Outlook 2018: Equities.

Last year, the surge in equity markets and corporate profitability came as a surprise to many. While risk exist, there seems to be no obvious reason why 2018 should not see more of the same.


Equity markets and corporate profitability increased in sync in 2017, and we expect this trend to continue in 2018. While some analysts are concerned about complacency among investors, there are many good reasons why the equity boom has further to run.


Economic growth is buoyant in all major parts of the world, helping push corporate earnings higher in a way not seen since before the global financial crisis.


Thinking about the global economy as it runs through a cyclical pattern, we appear to be early to mid-cycle (although different economies are at different stages). This matters for the UK equity market because of the high proportion of stocks that have a global earnings footprint. While this is a supportive phase of the economic cycle for such stocks, at the same time the domestic (UK) economic environment is being challenged by uncertainties related to Brexit.

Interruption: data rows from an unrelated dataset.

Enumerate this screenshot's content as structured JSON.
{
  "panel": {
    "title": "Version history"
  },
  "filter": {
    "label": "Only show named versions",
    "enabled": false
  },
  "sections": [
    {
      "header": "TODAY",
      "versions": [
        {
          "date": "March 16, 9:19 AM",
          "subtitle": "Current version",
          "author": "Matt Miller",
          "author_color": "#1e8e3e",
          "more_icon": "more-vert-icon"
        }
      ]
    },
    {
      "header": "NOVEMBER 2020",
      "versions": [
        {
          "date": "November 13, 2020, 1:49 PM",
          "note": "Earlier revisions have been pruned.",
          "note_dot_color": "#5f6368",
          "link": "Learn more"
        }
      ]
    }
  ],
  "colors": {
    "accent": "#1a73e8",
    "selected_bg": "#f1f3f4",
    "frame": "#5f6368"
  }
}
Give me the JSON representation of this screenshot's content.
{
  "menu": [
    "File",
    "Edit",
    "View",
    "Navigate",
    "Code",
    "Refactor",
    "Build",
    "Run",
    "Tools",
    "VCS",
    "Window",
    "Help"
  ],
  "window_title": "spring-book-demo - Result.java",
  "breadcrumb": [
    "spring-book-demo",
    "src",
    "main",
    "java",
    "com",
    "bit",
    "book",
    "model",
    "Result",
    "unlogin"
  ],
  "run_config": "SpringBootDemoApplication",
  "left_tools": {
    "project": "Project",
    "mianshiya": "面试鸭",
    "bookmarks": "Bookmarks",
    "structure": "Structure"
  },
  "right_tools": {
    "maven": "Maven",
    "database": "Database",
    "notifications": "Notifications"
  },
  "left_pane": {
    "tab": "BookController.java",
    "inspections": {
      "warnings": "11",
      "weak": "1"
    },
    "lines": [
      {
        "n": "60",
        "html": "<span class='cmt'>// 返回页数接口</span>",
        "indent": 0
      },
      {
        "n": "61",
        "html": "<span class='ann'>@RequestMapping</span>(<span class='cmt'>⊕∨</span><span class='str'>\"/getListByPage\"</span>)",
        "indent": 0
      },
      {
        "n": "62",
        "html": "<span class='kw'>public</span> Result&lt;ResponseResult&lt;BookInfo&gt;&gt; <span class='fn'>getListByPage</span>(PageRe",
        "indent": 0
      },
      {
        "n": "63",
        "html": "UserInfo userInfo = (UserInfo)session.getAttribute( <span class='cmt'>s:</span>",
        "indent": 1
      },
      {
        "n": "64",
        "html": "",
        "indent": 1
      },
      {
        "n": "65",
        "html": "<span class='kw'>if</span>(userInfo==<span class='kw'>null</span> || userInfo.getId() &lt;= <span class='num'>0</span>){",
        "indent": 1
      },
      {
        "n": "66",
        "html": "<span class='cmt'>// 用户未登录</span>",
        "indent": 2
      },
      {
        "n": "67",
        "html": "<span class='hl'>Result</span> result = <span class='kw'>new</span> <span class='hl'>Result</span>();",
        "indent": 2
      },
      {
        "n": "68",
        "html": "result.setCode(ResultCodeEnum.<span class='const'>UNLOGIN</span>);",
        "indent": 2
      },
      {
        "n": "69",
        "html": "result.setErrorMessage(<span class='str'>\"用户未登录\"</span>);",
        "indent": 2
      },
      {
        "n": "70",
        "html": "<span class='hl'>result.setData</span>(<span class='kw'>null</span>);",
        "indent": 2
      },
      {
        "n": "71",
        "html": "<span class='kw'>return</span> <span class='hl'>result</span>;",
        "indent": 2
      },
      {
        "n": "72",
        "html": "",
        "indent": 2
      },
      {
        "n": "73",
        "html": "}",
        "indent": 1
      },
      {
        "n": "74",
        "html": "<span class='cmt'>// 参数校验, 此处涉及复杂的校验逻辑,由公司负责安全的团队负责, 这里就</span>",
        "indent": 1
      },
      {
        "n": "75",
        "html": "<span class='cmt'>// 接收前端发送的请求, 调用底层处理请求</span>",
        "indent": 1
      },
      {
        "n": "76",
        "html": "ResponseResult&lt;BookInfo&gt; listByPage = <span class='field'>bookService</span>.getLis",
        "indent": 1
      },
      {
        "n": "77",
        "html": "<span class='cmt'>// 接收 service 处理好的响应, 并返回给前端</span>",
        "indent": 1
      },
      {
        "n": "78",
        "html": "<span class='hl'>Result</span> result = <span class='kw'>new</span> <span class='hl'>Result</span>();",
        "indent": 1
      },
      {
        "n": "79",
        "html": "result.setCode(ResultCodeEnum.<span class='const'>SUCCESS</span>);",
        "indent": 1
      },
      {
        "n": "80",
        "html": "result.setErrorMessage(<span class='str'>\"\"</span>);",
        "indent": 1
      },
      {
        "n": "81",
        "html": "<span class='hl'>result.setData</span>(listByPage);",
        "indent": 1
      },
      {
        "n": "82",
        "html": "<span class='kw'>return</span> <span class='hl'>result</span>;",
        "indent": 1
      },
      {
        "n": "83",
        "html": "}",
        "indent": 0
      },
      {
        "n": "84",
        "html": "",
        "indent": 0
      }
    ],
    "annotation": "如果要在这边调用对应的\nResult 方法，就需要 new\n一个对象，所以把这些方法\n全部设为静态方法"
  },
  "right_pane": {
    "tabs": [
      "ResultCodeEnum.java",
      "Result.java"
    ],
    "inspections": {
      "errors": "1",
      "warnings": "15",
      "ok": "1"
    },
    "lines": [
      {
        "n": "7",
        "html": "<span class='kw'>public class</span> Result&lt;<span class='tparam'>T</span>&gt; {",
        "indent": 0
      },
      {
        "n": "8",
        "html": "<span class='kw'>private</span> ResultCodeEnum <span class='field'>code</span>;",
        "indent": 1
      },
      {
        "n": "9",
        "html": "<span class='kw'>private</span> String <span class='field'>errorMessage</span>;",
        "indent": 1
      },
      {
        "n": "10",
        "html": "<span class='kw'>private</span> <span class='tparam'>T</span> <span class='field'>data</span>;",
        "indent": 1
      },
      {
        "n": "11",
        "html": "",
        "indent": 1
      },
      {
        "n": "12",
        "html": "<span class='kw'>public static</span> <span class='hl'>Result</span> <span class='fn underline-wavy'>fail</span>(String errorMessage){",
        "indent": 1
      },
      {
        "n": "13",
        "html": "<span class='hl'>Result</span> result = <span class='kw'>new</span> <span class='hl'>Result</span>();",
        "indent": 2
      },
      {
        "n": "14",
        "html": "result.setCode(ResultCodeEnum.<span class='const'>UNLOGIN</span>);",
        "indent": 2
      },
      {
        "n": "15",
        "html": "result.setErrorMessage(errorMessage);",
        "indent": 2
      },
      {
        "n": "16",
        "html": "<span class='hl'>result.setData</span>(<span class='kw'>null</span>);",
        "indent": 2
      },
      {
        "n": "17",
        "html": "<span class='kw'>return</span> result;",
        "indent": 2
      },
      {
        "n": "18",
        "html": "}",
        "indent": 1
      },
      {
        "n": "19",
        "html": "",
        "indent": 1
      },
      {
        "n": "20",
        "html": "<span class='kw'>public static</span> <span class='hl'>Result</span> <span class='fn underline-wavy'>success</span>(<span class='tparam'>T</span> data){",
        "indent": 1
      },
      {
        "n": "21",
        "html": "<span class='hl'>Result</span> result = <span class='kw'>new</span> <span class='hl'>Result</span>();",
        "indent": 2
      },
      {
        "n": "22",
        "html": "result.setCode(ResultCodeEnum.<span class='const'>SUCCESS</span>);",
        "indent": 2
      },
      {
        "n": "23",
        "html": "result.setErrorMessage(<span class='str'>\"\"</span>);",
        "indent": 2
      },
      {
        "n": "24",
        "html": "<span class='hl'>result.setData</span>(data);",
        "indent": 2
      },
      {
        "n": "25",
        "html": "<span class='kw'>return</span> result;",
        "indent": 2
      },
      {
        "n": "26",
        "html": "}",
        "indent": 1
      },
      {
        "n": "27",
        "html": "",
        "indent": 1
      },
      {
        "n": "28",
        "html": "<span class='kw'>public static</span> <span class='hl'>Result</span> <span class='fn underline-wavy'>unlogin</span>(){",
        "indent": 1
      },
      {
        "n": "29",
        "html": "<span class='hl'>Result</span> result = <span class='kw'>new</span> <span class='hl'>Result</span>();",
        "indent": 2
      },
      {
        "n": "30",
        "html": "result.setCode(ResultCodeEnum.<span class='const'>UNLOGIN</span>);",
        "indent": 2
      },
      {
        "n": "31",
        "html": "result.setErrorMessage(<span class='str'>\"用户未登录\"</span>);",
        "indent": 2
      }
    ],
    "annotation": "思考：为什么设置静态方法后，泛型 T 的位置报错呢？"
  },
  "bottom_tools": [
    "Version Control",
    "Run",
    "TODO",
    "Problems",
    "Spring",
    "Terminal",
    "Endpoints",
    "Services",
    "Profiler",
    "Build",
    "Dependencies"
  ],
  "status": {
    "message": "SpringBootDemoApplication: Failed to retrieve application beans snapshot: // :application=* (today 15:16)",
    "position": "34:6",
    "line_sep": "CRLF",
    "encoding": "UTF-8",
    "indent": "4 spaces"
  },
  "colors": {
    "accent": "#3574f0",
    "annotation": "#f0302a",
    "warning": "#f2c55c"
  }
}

In Europe, the ECB’s asset purchasing program has succeeded, despite the expectations of many, in stabilising once-troubled economies and improving overall fundamentals. On the other side of the Atlantic, hopes remain high for the effectiveness of the administration’s tax reform plan.


Across the Pacific, Japanese equity markets have been lifted by the Bank of Japan’s ongoing monetary expansion and a renewed electoral mandate for the policy’s architect, Prime Minister Shinzo Abe. And emerging markets are thriving, too, thanks to rising global demand, stability in China and rebounding commodity prices.


True, market bears insist valuations are too high to be sustainable and that earnings growth could fail to materialise. Countering that view, bulls point to ongoing growth in market share by highly valued technology companies, attractive risk premiums, and an upbeat mood among households and boardrooms.


In this “Goldilocks” environment of subdued inflation and buoyant growth, we see no evidence that market optimism is overblown. Investors are focusing on critical factors such as earnings, which underpin surging tech stocks today in a way they did not during the late 1990s dotcom boom-and-bust cycle.


Fundamentals remain exceptionally strong: Companies around the world are sitting on huge piles of cash and – apart from Chinese state-owned companies – possess solid balance sheets, rather than relying on nearly free borrowing. Capital investment is increasing in the US, Europe and Japan, suggesting the next major step in the bull market may be deployment of capital surpluses to invest and make acquisitions – including, in the US, a surge in share buybacks financed by the repatriation of overseas funds.


Despite last year’s stock market growth equity investors still have plenty of cash on the side lines awaiting good opportunities. For now at least there are a few good alternatives for high returns.


At the start of 2017, investors were worried about a series of elections looming in major countries, lacklustre growth and weakening earnings prospects. Instead the year brought greater political stability, a sharp upturn in growth and a brightening earnings outlook that pushed several Eurozone equity markets to record highs – despite concerns about a messy Brexit, populism and separatism.


Earnings prospects remain impressive amid accelerating profitability and monetary support from the ECB’s bond purchases, benefiting in particular cyclical stocks, from banks to industrials.


Wall Street continues to outshine other markets in terms of absolute and historical valuation levels, and a successful tax reform package could lift the annualised rate of growth close to 3%. Equity markets are increasingly dominated by tech behemoths like the so-called FANG quartet (Facebook, Amazon, Netflix and Google/Alphabet). The sector now makes up nearly a quarter of the S&P 500’s market capitalisation, a share that seems set to increase.


Last autumn’s stellar Tokyo Stock Exchange performance reinstated Japan as a market powerhouse. The combination of still-low valuations, improving economic growth driven both by domestic demand and exports and ongoing monetary easing by the Bank of Japan, makes it currently the most attractive of the four main regions for equities.


Following Prime Minster Abe’s new electoral mandate in October, the continuation of his pro-growth, anti-deflation strategy seems assured for now. Corporate cash piles are likely to be channelled into M&A activity further boosting the market.


Emerging markets including China are also benefiting from increasing demand in the developed world and at home. China’s pockets seem to have been deep enough to ward off the much-feared “hard landing” while political stability has been underlined by the 19th Communist Party Congress.


Commodity exporters should continue to benefit as resource prices, from base metals to energy, continue to recover. Like Brazil, many emerging market countries are taking steps to reduce domestic and international debt levels, while India’s infrastructure plans demonstrate an increased focus on pro-growth policies.


Can such stability last? Volatility indices were at historical lows for much of 2017, and drawdowns were limited and brief as investors seized buying opportunities. But sectors, styles, themes and stock-picking are becoming more important to extract alpha in a low-volatility environment.


Moving forward, we continue to prefer cyclical sectors over defensive ones, and favour value and small caps stocks, especially in Europe, as well as technology on a longer-term basis, with capital expenditure set to be a top theme in 2018.